Tom, the J. K. Rowling example is, I am afraid, frivolous. I can accept that Dawsons words are copyright, and justly so, what I find extraordinary is that someone can establish ownership of a list of physical features. The RHB as a copyright work is not at issue, here, it is the idea that making an ordered list from somebody else’s published work becomes intellectual property.

73

Brian G8ADD

In reply to G8ADD:

Hear hear Brian, that’s what I wanted to say but I worded it wrongly.

Getting back to the point I was making, you can dress it up any way you like but the fact is, RHB control what is a sota summit and what isn’t. If they change a summit, then we do as they say and follow suit.

73

Mike GW0DSP

In reply to G8ADD:

In reply to M1EYP:

The RHB as a copyright work is not at issue, here,
it is the idea that making an ordered list from somebody else’s
published work becomes intellectual property.

73

Brian G8ADD

In fact, why don’t MT look at the OS data and select all of the summits with 150m prominence and compile a list of such said summits and call them “SOTA’s” then copyright the list.

At least we would have control of the summits ourselves instead of RHB dictating to us.

73

Mike GW0DSP

In reply to GW0DSP:

Well, to be fair, Mike, I see no problem with that. We need an objective summit list, and unless we are prepared to go to the trouble of creating our own we have to use an off-the-shelf one.

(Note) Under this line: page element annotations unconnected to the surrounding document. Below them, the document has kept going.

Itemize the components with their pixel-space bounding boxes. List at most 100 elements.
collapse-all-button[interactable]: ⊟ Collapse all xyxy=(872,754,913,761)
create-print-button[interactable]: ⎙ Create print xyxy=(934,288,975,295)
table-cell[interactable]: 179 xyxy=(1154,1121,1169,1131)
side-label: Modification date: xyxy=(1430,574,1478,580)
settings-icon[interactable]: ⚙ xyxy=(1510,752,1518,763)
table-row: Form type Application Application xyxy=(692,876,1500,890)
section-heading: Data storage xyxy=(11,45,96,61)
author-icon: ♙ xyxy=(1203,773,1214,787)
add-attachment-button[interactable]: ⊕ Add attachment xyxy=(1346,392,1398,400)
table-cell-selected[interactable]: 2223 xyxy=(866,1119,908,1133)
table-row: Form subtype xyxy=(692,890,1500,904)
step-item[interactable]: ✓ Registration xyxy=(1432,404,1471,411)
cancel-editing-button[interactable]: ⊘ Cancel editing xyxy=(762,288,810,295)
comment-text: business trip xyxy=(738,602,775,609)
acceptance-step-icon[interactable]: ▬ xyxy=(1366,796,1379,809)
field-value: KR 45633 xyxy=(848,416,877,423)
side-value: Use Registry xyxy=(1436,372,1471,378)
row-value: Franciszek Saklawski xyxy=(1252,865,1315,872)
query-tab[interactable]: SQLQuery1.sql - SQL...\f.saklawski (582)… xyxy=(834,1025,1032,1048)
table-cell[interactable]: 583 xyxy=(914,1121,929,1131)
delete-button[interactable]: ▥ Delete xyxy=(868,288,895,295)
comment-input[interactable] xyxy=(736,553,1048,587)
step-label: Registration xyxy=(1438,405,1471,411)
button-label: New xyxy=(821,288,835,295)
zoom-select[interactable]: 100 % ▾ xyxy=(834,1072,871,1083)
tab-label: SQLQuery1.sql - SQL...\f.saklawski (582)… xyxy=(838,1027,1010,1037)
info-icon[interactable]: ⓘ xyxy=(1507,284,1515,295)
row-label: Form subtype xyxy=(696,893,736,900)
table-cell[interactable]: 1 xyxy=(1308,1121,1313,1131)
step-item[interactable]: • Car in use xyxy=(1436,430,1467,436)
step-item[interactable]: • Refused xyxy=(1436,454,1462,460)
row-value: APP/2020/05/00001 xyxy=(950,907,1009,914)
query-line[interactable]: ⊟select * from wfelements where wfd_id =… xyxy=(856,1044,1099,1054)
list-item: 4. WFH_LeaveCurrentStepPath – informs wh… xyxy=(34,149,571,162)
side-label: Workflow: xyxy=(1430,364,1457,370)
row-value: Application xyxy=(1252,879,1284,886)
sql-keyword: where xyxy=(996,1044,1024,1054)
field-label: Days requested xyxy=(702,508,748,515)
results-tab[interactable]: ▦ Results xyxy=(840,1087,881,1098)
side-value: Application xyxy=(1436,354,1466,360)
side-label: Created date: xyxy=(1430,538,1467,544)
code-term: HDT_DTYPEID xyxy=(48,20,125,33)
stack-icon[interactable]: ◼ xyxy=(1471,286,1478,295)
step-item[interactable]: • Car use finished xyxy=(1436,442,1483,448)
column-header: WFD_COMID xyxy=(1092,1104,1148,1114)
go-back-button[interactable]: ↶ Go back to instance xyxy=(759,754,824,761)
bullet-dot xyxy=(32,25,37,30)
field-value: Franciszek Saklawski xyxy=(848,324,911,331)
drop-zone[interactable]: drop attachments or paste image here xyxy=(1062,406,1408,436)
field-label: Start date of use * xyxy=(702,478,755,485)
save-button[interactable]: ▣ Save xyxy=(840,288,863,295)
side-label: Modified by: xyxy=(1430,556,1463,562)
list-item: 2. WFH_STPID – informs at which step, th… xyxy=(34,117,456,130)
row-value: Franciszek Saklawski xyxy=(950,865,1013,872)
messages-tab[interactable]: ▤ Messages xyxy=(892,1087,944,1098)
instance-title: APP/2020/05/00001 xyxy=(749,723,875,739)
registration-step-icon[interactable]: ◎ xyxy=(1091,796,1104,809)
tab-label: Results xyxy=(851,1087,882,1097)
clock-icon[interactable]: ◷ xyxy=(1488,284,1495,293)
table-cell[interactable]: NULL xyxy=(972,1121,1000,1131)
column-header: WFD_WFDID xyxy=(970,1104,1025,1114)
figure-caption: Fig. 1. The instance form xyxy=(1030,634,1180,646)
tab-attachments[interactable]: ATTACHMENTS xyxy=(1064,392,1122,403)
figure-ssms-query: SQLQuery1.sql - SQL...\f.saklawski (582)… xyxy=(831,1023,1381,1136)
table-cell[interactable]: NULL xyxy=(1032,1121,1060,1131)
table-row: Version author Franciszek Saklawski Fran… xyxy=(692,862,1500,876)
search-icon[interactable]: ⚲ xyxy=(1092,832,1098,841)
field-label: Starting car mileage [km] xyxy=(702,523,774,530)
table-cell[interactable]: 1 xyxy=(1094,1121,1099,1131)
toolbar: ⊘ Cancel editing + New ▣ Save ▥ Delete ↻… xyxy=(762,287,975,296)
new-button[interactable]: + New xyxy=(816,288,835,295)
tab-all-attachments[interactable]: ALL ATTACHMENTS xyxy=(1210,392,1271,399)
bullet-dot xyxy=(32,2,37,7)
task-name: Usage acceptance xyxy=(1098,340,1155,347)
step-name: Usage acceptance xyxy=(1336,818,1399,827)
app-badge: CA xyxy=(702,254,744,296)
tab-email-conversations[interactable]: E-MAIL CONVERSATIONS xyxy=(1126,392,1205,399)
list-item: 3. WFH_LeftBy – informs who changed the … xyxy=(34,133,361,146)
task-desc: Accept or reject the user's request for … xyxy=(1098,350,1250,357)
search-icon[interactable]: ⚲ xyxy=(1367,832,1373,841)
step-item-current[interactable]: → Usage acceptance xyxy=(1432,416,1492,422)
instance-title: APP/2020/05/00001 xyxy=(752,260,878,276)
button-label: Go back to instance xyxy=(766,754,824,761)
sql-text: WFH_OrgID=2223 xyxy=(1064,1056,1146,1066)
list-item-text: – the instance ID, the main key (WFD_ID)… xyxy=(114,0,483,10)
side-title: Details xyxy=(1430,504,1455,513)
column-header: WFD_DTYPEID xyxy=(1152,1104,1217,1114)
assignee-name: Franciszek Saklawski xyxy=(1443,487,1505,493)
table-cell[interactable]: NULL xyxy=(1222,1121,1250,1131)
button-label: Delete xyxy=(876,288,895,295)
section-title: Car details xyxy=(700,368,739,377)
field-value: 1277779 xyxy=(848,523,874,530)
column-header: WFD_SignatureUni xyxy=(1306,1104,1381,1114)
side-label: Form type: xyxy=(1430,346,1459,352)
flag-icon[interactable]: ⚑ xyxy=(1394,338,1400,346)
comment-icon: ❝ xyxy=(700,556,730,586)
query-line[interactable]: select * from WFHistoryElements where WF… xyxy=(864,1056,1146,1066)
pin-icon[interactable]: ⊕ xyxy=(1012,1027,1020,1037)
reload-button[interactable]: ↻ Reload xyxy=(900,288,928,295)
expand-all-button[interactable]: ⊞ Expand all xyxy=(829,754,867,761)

There are not many choices and the attraction of the RHB list for me lies in their willingness to correct it where it turns out to be incorrect.

73

Brian

PS Crossover, there, Mike! But making our own list imposes on us the obligation to ensure that it is accurate and I think we have enough on our hands without going out with a staff and level to see if we can, say, squeeze Earls Hill onto the list (it only being one metre out!) Let RHB do the survey work and we can concentrate on the SOTA part.

the idea that making an ordered list from somebody else’s published work becomes intellectual property.

It does so, because he has done it according to criteria he himself has invented. And used that criteria in how he selects the appropriate data and compiles the lists. The raw data might well be already there, but turning that raw data into the Marilyns list is Alan Dawson’s work.

Anyway, why are we arguing about it on here? The fact is that he DOES have the copyright for those lists, whether you think that is right or wrong. No debate on here will ever change that.

And Mike, just a question. How would you prefer to deal with the Thorpe Fell Top/Cracoe Fell question? It is (or appears to be) established that Cracoe Fell is higher than Thorpe Fell top, but there is insufficient drop between them for them to be considered as separate hills. Do you believe we should keep NP-025 regardless, even though we now know it not to be the summit of the vicinity? Do you believe that a delegation from SOTA should travel into the area to undertake its own independent survey? I would be interested to know what your approach would be.